Le président de Sens Commun, Christophe Billan, réagit à chaud après l’échec de François Fillon pour lequel son mouvement a milité avec détermination. Contrairement à son candidat, il se refuse à donner des consignes de vote pour le second tour et souligne la double impasse des modèles incarnés par Marine Le Pen et Emmanuel Macron.

Cet échec est-il d’abord celui de Sens Commun qui a soutenu sans faille le candidat François Fillon ?

Cet échec est d’abord un échec pour notre pays. Au delà des considérations tactiques pour Sens Commun, je raisonne comme un père de famille. Comment choisir entre le chaos porté par Marine Le Pen et le pourrissement politique d’Emmanuel Macron ?

Sens Commun va-t-il être victime de la défaite de ce soir ?

Absolument pas. Sens Commun croit toujours que la France doit se recentrer sur des valeurs non monnayables. Notre famille politique ne peut nous évacuer demain ! Je suis même persuadé du contraire. Sens Commun restera dans la famille sauf attitude suicidaire à droite. Le peuple de France veut des repères et de l’efficacité. Il y a des turbulences qui ont rendu ce message inaudible durant la campagne présidentielle. Mais il correspond à ce que les Français attendent.

Voter sera un cas de conscience le 7 mai prochain ?

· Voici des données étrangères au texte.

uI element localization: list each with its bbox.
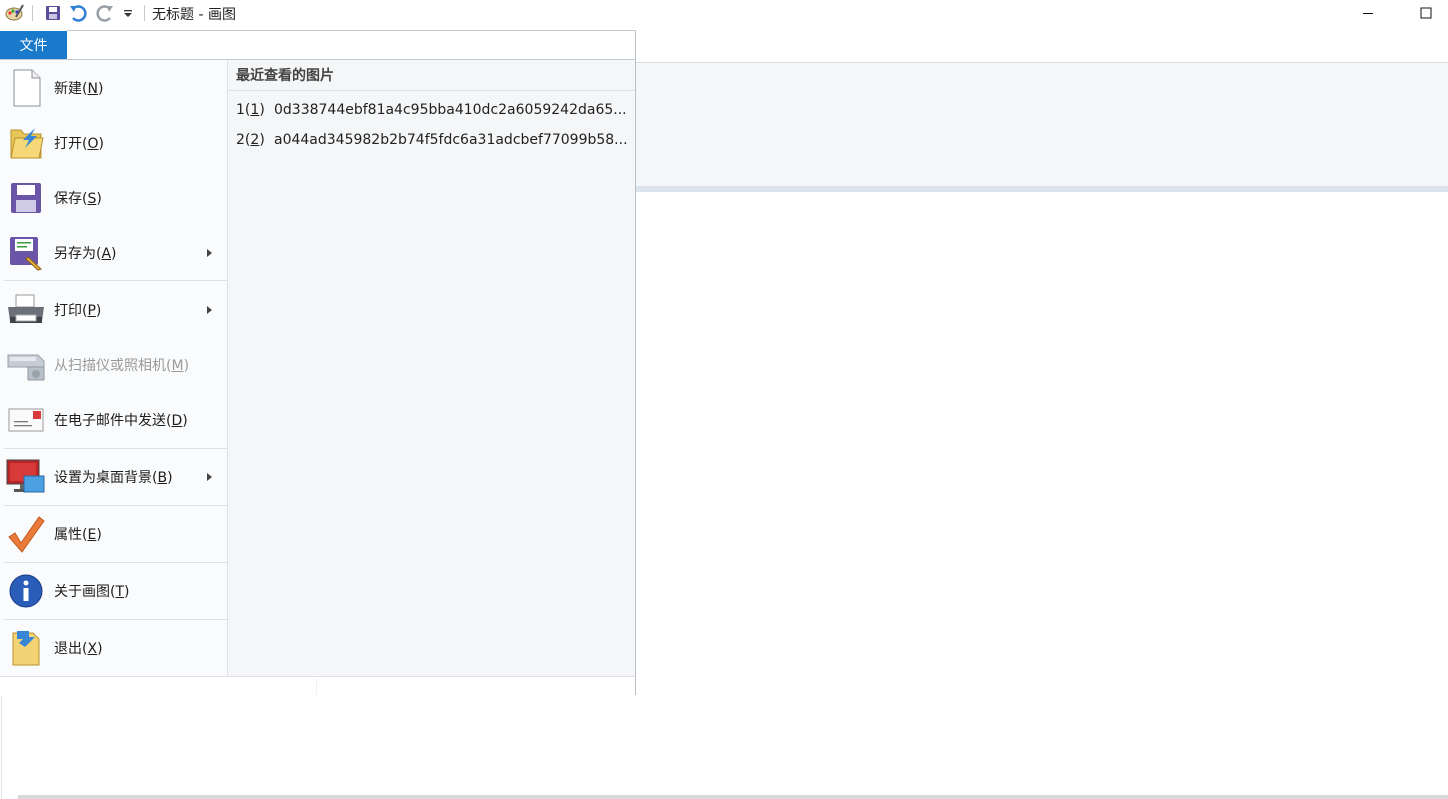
recent-item-accesskey: 1 [250, 102, 260, 118]
maximize-icon[interactable] [1403, 0, 1448, 26]
email-icon [6, 400, 46, 440]
recent-item-accesskey: 2 [250, 132, 260, 148]
menu-item-accesskey: X [87, 641, 98, 657]
menu-header-strip [67, 30, 636, 60]
menu-item-label: 新建 [54, 81, 82, 97]
menu-item-accesskey: O [87, 136, 99, 152]
menu-item-label: 属性 [54, 527, 82, 543]
save-icon[interactable] [43, 3, 63, 23]
redo-icon[interactable] [95, 3, 115, 23]
info-icon [6, 571, 46, 611]
qat-separator [144, 5, 145, 21]
recent-item-index: 2 [236, 132, 245, 148]
menu-item-accesskey: T [115, 584, 125, 600]
menu-item-label: 退出 [54, 641, 82, 657]
exit-icon [6, 628, 46, 668]
recent-pictures-title: 最近查看的图片 [236, 68, 334, 84]
horizontal-scrollbar[interactable] [18, 795, 1448, 799]
menu-separator [4, 280, 227, 281]
menu-item-accesskey: M [171, 358, 184, 374]
submenu-arrow-icon [207, 306, 212, 314]
menu-commands: 新建(N) 打开(O) 保存(S) 另存为(A) 打印(P) 从扫描仪或照相机(… [0, 60, 228, 676]
menu-item-accesskey: A [101, 246, 112, 262]
menu-item-accesskey: E [87, 527, 97, 543]
menu-item-exit[interactable]: 退出(X) [0, 622, 227, 674]
menu-separator [4, 505, 227, 506]
recent-item-index: 1 [236, 102, 245, 118]
open-folder-icon [6, 123, 46, 163]
recent-pictures-panel: 最近查看的图片 1(1) 0d338744ebf81a4c95bba410dc2a… [228, 60, 635, 676]
scanner-camera-icon [6, 345, 46, 385]
recent-item[interactable]: 2(2) a044ad345982b2b74f5fdc6a31adcbef7709… [236, 132, 634, 148]
menu-separator [4, 619, 227, 620]
menu-item-accesskey: N [87, 81, 98, 97]
menu-separator [4, 448, 227, 449]
menu-item-label: 保存 [54, 191, 82, 207]
menu-item-new[interactable]: 新建(N) [0, 62, 227, 114]
menu-item-set-desktop-background[interactable]: 设置为桌面背景(B) [0, 451, 227, 503]
minimize-icon[interactable] [1345, 0, 1391, 26]
recent-item[interactable]: 1(1) 0d338744ebf81a4c95bba410dc2a6059242d… [236, 102, 634, 118]
save-as-icon [6, 233, 46, 273]
menu-item-label: 打印 [54, 303, 82, 319]
menu-item-accesskey: B [157, 470, 168, 486]
menu-item-label: 从扫描仪或照相机 [54, 358, 166, 374]
menu-item-accesskey: S [87, 191, 97, 207]
paint-app-icon[interactable] [4, 3, 24, 23]
dropdown-arrow-icon[interactable] [118, 3, 138, 23]
window-title: 无标题 - 画图 [152, 7, 236, 23]
checkmark-icon [6, 514, 46, 554]
file-tab[interactable]: 文件 [0, 31, 67, 59]
menu-item-open[interactable]: 打开(O) [0, 117, 227, 169]
menu-item-accesskey: D [171, 413, 183, 429]
menu-footer [0, 676, 635, 696]
submenu-arrow-icon [207, 473, 212, 481]
menu-item-print[interactable]: 打印(P) [0, 284, 227, 336]
qat-separator [32, 5, 33, 21]
menu-item-label: 另存为 [54, 246, 96, 262]
menu-item-save[interactable]: 保存(S) [0, 172, 227, 224]
menu-item-label: 在电子邮件中发送 [54, 413, 166, 429]
recent-divider [228, 90, 635, 91]
desktop-background-icon [6, 457, 46, 497]
menu-item-about[interactable]: 关于画图(T) [0, 565, 227, 617]
menu-separator [4, 562, 227, 563]
menu-item-send-email[interactable]: 在电子邮件中发送(D) [0, 394, 227, 446]
menu-item-properties[interactable]: 属性(E) [0, 508, 227, 560]
recent-item-filename: 0d338744ebf81a4c95bba410dc2a6059242da65.… [274, 102, 627, 118]
printer-icon [6, 290, 46, 330]
file-menu: 新建(N) 打开(O) 保存(S) 另存为(A) 打印(P) 从扫描仪或照相机(… [0, 59, 636, 696]
floppy-save-icon [6, 178, 46, 218]
menu-item-scanner-camera[interactable]: 从扫描仪或照相机(M) [0, 339, 227, 391]
menu-item-save-as[interactable]: 另存为(A) [0, 227, 227, 279]
menu-item-label: 关于画图 [54, 584, 110, 600]
menu-item-label: 设置为桌面背景 [54, 470, 152, 486]
recent-item-filename: a044ad345982b2b74f5fdc6a31adcbef77099b58… [274, 132, 628, 148]
submenu-arrow-icon [207, 249, 212, 257]
menu-item-label: 打开 [54, 136, 82, 152]
menu-item-accesskey: P [87, 303, 96, 319]
undo-icon[interactable] [68, 3, 88, 23]
new-document-icon [6, 68, 46, 108]
title-bar: 无标题 - 画图 [0, 0, 1448, 26]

C’est un vrai dilemme en effet. C’est le mien. Ma réflexion commence aujourd’hui… L’abstention, le chaos ou la décomposition. Nous mesurons pleinement le danger que comportent ces deux dernières options. Nous laisserons à chacun sa liberté de conscience. Nous ne voulons pas embrigader, c’est dans notre ADN à Sens Commun. Je le répète, les deux options qui sont devant nous m’apparaissent délétères. D’un côté le régime étatiste de Marine Le Pen, de l’autre la déconstruction irréaliste d‘Emmanuel Macron.

Vous avez encore l’intention de vous battre pour les législatives ?

Le devoir de la droite, pour les législatives, est de ne pas participer à une pseudo majorité présidentielle qui serait un piège. Nous avons 7 candidats Sens Commun. Il faut un maximum d’élus pour former une opposition qui pourrait devenir majoritaire.